Senate Republicans are working to kill the Democratic-controlled Senate Budget Committee’s plan to cut the federal budget by $1.5 trillion over the next decade.
In a vote Thursday that did not take place, the Republican-controlled panel rejected the blueprint for a budget deal crafted by the committee’s Republican majority, which includes the chairwoman of the committee, Sen. Patty Murray (D-Wash.).
“The budget proposal that was passed by the Senate Budget and Finance Committee today is not the appropriate budget framework for the federal government to operate,” Senate Majority Leader Mitch McConnell (R-Ky.) said in a statement.
“The House has already passed a budget that includes a $1 trillion increase in the national debt, and the Senate is considering legislation that would do the same thing.
The House bill would cut spending for many of the programs that are essential to our national security, and that is why the Senate will not take it up for a vote today.”
The House plan, which has the backing of President Donald Trump and House Speaker Paul Ryan (R), includes a package of tax cuts and spending increases, which the GOP leaders say would add up to $1,000 to the national deficit over 10 years.
The Senate budget, on the other hand, would not include any such increases and instead focuses on a plan to raise revenue by lowering the corporate tax rate.
The Senate budget also calls for eliminating many of its entitlement programs, including the Children’s Health Insurance Program, the Medicare program for seniors and Medicaid, which covers the disabled.
McConnell and Ryan argued that eliminating the programs would lead to more jobs and would generate more money for the government.
But Democrats argued that the plan was not balanced, and said they would not support it.
The proposal was initially approved by the Republican majority on the Senate Finance Committee, but was then approved by a bipartisan vote of 12-9.
Senate Democrats are expected to join them on the committee.

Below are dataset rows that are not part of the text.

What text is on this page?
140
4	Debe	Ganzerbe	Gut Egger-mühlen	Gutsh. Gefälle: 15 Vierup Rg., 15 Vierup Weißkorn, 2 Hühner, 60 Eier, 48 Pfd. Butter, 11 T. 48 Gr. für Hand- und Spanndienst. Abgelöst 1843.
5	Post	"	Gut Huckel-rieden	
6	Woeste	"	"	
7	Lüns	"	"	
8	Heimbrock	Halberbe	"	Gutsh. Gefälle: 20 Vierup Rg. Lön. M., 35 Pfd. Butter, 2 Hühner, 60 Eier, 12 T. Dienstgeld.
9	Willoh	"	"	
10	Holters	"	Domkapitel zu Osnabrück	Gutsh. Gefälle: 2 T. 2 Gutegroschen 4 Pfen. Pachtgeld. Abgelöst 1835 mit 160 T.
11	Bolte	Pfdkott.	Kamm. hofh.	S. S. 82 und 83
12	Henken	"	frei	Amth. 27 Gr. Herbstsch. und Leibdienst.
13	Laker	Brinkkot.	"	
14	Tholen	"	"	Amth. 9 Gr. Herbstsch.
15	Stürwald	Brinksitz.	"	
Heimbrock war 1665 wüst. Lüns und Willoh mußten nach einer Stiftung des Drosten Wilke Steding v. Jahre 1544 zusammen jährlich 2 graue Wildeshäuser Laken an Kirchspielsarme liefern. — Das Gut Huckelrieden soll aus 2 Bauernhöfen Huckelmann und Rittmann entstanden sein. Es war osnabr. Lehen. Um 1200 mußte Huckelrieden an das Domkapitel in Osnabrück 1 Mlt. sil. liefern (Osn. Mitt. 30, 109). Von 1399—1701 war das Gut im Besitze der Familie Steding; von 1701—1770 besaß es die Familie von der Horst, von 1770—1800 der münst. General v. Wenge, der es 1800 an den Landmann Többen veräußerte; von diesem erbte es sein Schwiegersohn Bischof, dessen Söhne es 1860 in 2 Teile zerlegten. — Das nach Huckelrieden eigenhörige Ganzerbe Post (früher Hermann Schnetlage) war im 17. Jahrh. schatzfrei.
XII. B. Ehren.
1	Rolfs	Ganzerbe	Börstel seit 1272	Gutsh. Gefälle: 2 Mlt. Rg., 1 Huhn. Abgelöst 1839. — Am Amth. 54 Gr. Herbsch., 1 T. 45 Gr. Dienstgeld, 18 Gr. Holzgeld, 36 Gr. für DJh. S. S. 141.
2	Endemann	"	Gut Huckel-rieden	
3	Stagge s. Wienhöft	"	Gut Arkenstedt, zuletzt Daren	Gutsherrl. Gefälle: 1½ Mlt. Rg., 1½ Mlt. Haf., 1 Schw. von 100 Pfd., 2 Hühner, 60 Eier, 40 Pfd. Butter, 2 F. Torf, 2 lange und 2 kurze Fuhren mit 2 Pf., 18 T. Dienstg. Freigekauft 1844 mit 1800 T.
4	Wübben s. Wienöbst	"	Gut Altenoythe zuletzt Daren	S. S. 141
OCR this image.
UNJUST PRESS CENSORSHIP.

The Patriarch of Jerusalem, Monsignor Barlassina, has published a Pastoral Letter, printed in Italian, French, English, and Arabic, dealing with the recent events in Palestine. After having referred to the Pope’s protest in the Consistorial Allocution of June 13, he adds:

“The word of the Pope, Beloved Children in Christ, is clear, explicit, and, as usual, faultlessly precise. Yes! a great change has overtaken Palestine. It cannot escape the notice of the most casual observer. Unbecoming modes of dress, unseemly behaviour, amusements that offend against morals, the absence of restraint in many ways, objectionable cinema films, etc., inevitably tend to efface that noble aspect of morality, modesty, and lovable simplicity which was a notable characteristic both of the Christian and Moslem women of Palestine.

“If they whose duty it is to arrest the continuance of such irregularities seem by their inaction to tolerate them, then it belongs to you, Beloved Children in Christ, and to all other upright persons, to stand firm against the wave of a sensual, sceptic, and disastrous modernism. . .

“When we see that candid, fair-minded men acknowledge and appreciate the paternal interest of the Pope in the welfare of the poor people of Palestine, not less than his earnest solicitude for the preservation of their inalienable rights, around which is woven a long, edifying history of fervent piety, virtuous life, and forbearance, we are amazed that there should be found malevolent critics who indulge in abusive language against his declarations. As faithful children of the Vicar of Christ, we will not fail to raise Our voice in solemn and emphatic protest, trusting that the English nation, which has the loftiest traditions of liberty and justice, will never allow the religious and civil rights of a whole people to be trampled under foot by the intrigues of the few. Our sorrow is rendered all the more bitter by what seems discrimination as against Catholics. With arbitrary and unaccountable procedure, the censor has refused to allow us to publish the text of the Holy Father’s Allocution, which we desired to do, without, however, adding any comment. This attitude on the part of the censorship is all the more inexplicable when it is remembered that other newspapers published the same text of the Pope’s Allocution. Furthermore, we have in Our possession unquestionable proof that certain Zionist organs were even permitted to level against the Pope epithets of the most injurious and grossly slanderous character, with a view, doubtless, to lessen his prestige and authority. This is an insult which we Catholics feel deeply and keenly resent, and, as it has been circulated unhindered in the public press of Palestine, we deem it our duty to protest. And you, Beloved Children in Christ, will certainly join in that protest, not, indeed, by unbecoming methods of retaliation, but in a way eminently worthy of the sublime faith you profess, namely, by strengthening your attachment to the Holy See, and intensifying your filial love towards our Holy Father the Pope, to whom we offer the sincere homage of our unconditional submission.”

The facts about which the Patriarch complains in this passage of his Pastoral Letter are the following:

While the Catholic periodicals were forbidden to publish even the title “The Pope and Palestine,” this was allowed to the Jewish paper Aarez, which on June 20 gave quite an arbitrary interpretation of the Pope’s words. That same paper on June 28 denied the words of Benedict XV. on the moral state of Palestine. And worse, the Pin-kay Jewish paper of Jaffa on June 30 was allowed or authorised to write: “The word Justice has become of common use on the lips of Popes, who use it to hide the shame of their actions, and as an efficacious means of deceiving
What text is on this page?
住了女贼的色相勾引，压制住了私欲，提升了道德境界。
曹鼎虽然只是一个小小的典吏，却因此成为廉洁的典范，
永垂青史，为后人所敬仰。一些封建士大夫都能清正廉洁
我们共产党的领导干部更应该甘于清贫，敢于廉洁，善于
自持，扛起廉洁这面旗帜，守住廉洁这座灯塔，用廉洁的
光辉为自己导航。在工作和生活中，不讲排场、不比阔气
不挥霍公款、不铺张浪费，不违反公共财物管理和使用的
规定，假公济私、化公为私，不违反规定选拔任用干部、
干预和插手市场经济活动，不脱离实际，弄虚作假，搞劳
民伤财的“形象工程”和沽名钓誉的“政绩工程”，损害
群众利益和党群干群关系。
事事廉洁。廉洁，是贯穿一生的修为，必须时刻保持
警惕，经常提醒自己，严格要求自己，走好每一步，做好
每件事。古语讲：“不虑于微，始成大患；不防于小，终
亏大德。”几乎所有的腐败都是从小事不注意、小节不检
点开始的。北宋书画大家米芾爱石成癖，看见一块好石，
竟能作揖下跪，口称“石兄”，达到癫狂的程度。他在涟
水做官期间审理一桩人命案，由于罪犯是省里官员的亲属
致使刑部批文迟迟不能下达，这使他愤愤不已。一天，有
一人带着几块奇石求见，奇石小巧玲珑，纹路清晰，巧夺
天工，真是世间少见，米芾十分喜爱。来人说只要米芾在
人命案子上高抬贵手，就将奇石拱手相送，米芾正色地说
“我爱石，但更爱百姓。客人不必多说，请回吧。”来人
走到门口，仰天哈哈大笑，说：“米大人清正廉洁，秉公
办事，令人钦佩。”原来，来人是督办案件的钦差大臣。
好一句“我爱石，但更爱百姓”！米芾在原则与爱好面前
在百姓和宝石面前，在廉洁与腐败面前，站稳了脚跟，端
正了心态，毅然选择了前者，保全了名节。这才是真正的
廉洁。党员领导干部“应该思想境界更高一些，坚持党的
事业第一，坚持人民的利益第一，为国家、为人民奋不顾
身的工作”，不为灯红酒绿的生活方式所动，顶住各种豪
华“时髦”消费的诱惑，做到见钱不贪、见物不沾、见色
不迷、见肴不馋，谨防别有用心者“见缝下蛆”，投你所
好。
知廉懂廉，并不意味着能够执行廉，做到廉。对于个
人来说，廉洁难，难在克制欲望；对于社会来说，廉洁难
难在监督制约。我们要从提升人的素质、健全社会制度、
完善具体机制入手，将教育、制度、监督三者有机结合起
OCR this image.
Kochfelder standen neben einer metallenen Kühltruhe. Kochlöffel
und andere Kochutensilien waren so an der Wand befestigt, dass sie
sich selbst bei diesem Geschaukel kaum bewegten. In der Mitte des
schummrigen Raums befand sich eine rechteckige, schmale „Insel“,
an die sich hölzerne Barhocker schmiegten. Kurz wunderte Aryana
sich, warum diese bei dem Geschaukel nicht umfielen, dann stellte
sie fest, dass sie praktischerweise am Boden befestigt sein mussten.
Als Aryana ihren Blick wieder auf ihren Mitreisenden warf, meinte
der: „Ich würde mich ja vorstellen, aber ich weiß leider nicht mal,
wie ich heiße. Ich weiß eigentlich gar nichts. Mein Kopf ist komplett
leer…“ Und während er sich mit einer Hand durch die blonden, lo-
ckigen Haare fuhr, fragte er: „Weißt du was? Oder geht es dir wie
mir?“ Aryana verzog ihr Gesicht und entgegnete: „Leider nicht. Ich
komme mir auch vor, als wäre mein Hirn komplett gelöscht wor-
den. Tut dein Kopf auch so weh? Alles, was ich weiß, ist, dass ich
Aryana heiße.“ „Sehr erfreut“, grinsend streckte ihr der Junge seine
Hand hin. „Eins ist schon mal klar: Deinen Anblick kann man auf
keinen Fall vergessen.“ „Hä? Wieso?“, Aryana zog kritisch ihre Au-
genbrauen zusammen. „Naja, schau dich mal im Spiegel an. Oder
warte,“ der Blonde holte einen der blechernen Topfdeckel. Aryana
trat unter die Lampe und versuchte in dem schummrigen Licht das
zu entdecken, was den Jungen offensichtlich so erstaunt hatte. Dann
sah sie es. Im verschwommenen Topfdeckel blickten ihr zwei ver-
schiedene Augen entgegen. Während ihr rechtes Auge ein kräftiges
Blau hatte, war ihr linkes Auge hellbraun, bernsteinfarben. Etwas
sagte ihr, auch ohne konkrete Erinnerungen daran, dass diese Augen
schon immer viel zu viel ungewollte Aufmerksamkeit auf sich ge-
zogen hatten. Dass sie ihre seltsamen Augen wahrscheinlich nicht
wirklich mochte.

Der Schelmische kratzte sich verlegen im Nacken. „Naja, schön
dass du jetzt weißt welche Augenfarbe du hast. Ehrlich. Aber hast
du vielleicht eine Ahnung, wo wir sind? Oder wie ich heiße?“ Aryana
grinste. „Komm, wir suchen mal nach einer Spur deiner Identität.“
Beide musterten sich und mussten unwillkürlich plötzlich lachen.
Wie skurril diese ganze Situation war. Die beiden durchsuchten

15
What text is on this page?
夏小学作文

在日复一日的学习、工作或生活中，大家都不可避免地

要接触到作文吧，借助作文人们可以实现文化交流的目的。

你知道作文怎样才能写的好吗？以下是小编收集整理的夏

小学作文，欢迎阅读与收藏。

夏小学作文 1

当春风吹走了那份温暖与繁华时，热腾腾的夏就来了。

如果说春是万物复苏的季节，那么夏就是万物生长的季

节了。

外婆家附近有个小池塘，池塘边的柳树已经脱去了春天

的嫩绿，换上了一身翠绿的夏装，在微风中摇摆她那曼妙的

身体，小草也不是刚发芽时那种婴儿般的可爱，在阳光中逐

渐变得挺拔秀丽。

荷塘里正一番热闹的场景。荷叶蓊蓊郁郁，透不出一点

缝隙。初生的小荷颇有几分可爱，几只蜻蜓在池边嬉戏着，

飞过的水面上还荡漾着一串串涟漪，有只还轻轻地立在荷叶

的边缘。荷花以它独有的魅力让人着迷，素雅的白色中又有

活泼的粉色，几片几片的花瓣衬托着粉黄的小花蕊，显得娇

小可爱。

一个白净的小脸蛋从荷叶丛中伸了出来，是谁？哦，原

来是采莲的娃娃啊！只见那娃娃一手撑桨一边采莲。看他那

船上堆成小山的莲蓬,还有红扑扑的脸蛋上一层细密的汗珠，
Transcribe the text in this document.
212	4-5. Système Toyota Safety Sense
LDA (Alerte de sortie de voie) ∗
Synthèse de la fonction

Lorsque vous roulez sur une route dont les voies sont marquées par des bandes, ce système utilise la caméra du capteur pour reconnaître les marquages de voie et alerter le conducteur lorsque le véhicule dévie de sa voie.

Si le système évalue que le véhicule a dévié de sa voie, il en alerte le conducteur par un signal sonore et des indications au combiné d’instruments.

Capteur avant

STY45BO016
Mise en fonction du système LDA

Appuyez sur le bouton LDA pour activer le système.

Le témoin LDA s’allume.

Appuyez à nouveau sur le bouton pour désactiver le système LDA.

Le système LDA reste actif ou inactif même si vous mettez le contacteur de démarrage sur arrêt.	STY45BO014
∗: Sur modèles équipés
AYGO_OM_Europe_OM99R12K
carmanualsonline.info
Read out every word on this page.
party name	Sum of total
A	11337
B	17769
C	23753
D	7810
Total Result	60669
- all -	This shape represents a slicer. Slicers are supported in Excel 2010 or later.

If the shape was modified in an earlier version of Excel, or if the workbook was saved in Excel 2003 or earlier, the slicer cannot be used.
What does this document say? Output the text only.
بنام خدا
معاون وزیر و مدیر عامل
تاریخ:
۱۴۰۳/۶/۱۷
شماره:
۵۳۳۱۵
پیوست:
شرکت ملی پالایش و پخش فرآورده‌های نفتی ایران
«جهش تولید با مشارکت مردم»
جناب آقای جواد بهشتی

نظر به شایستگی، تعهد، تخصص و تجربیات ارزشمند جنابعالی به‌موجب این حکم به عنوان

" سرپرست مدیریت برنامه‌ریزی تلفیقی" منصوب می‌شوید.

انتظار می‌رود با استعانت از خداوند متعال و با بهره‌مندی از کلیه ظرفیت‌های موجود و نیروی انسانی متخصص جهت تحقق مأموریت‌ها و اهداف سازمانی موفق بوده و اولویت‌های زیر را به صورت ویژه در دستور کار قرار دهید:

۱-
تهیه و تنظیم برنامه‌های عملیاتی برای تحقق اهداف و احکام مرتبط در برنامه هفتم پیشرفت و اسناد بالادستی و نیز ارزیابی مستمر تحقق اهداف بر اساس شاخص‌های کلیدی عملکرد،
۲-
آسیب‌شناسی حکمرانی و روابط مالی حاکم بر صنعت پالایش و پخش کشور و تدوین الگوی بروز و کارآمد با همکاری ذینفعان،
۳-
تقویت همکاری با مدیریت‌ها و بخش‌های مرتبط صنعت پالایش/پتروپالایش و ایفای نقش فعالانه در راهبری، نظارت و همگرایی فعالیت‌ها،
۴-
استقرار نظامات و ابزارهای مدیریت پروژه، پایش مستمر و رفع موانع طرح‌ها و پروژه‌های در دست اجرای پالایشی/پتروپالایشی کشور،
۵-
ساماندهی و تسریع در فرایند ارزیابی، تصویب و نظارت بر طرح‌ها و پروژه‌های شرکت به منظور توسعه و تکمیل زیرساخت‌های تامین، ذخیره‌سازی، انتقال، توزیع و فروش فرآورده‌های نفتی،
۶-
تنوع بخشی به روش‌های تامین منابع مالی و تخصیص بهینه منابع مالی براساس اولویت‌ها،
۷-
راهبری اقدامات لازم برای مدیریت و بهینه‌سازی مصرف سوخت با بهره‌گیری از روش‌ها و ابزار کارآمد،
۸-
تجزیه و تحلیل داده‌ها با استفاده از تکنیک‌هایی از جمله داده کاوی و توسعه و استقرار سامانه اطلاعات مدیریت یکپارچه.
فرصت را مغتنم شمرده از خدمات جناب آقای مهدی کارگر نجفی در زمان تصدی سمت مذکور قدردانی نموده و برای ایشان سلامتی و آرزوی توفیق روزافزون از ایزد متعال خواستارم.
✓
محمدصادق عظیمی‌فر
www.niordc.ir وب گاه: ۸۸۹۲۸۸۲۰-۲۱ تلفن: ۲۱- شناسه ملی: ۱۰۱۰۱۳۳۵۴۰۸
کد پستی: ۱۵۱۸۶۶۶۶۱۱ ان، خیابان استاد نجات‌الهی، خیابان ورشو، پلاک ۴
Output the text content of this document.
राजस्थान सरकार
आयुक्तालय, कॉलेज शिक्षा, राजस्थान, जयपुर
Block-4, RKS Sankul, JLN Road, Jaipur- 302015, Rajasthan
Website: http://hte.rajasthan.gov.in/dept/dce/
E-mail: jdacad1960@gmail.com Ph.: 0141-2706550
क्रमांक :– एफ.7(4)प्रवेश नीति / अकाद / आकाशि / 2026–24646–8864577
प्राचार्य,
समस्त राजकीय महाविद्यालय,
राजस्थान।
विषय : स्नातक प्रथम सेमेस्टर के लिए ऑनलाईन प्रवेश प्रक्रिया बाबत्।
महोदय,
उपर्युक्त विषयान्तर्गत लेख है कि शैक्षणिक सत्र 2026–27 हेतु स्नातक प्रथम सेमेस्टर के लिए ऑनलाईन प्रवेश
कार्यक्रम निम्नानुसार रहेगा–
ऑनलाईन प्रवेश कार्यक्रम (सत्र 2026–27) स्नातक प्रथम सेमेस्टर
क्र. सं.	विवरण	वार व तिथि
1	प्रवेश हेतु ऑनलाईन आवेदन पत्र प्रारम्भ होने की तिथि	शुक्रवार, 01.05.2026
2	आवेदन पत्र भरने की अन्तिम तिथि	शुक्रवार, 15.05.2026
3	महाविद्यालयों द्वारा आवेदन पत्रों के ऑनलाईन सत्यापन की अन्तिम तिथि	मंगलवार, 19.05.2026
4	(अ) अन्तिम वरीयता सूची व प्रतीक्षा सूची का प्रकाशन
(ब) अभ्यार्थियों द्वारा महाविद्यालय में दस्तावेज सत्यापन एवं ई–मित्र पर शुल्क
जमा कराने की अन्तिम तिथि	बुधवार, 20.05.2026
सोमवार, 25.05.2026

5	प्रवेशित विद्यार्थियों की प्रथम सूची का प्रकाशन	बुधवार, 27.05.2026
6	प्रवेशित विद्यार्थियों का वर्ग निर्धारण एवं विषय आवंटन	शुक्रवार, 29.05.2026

The vote comes just a week after a House Republican plan to eliminate the Children, Workforce, Education and Health insurance program was rejected.
Republicans have long argued that those programs are vital to the nation’s future.
The House GOP plan would have cut the number of federal employees and eliminated their health benefits.
However, the Senate GOP plan, by contrast, would have repealed the programs, and would also cut funding for education, job training and the Children and Families Department.
Both plans are supported by Trump, who tweeted Friday morning that he was happy to have the two bills voted on.
“It’s good to see that Republicans are now united to end the waste, fraud and abuse that has allowed our nation’s health care system to collapse,” Trump said in the statement.